I concur in the affirmance of the judgment, but not upon the ground nor upon the line of reasoning assigned in the majority opinion. I do not agree that the search of appellant's home without a search warrant was lawful *Page 91 merely because an information charging him with the crime of second-degree assault had been filed against him prior to the time of the search. Nor do I agree that the search was in any sense incidental to the arrest, the search having been made while appellant was confined in a hospital, away from the vicinity of his home, and having been conducted the day after his arrest, and without his knowledge or consent. For these reasons, I think that the pistol, which was uncovered by the search, should not have been admitted in evidence.

The admission of that evidence, however, was not, in my opinion, prejudicial to the appellant's defense. He admitted that he owned a pistol which was of an automatic type, and that he had it with him when he called at the home of the prosecuting witness. The evidence discloses, the verdict establishes, and the majority opinion states that appellant pointed the pistol at the witness and threatened to shoot her. Whether or not the pistol was loaded is wholly immaterial, so long as the witness was put in fear, as she was, by his act and threat. His admissions and the testimony of the state's witnesses were alone sufficient to convict appellant of the crime. His only defense was that the whole affair was a joke. The jury evidently thought otherwise and, in my opinion, was fully justified in coming to that conclusion.
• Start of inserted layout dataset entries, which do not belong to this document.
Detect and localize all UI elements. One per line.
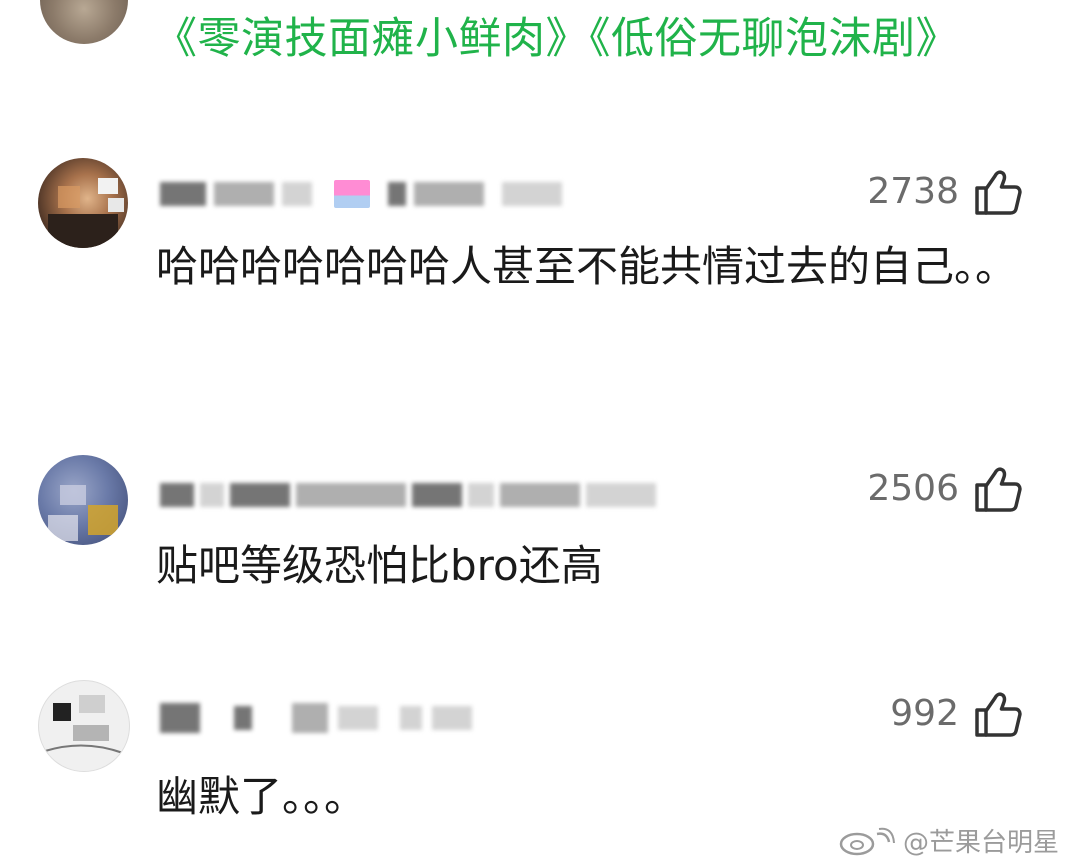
thumbs-up-icon[interactable] [973,465,1023,513]
comment-section: 《零演技面瘫小鲜肉》《低俗无聊泡沫剧》 2738 哈哈哈哈哈哈哈人甚至不能共情过… [0,0,1073,865]
username-blurred[interactable] [160,477,656,513]
avatar-image [48,178,124,248]
avatar[interactable] [40,0,128,44]
username-blurred[interactable] [160,176,562,212]
like-group[interactable]: 992 [890,690,1023,738]
watermark: @芒果台明星 [837,822,1059,859]
username-blurred[interactable] [160,700,472,736]
avatar[interactable] [38,455,128,545]
avatar[interactable] [38,158,128,248]
avatar[interactable] [38,680,130,772]
comment-text-link[interactable]: 《零演技面瘫小鲜肉》《低俗无聊泡沫剧》 [154,14,959,64]
like-count: 2738 [867,171,959,212]
like-count: 992 [890,693,959,734]
avatar-image [48,485,118,541]
weibo-logo-icon [839,827,895,855]
thumbs-up-icon[interactable] [973,168,1023,216]
watermark-text: @芒果台明星 [902,828,1059,858]
like-group[interactable]: 2738 [867,168,1023,216]
thumbs-up-icon[interactable] [973,690,1023,738]
like-group[interactable]: 2506 [867,465,1023,513]
like-count: 2506 [867,468,959,509]
comment-text: 哈哈哈哈哈哈哈人甚至不能共情过去的自己。。 [156,242,1018,291]
comment-text: 贴吧等级恐怕比bro还高 [156,541,603,590]
avatar-image [44,695,124,754]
Regardless of the admission of the pistol in evidence, the jurors could not, upon their oaths, and under the instructions given them by the court, have done otherwise than find the appellant guilty of the offense charged. The pistol itself established nothing beyond what the other evidence in the case established, and I am unwilling to believe that the jury was induced to find the appellant guilty of pointing the pistol merely because the pistol was displayed in court at the time *Page 92 of the trial. While appellant does not so state the proposition, his claim of prejudice amounts, in effect, simply to this: If the jury had not seen the pistol in court, it might not have found him guilty even though the evidence warranted no other conclusion; or, further, had the pistol not been brought into court, he might have had the benefit of perjuring himself by denying that he ever owned a pistol or that he had one with him when he went to the home of the prosecuting witness. No such safeguard against conviction of a crime is provided or intended by the criminal law.

I am convinced that, while the admission of the pistol in evidence was erroneous, that circumstance did not, under the facts positively established, constitute prejudice in fact or in law.

For these reasons alone, I concur in the affirmance of the judgment.

JEFFERS, J., concurs with STEINERT, J.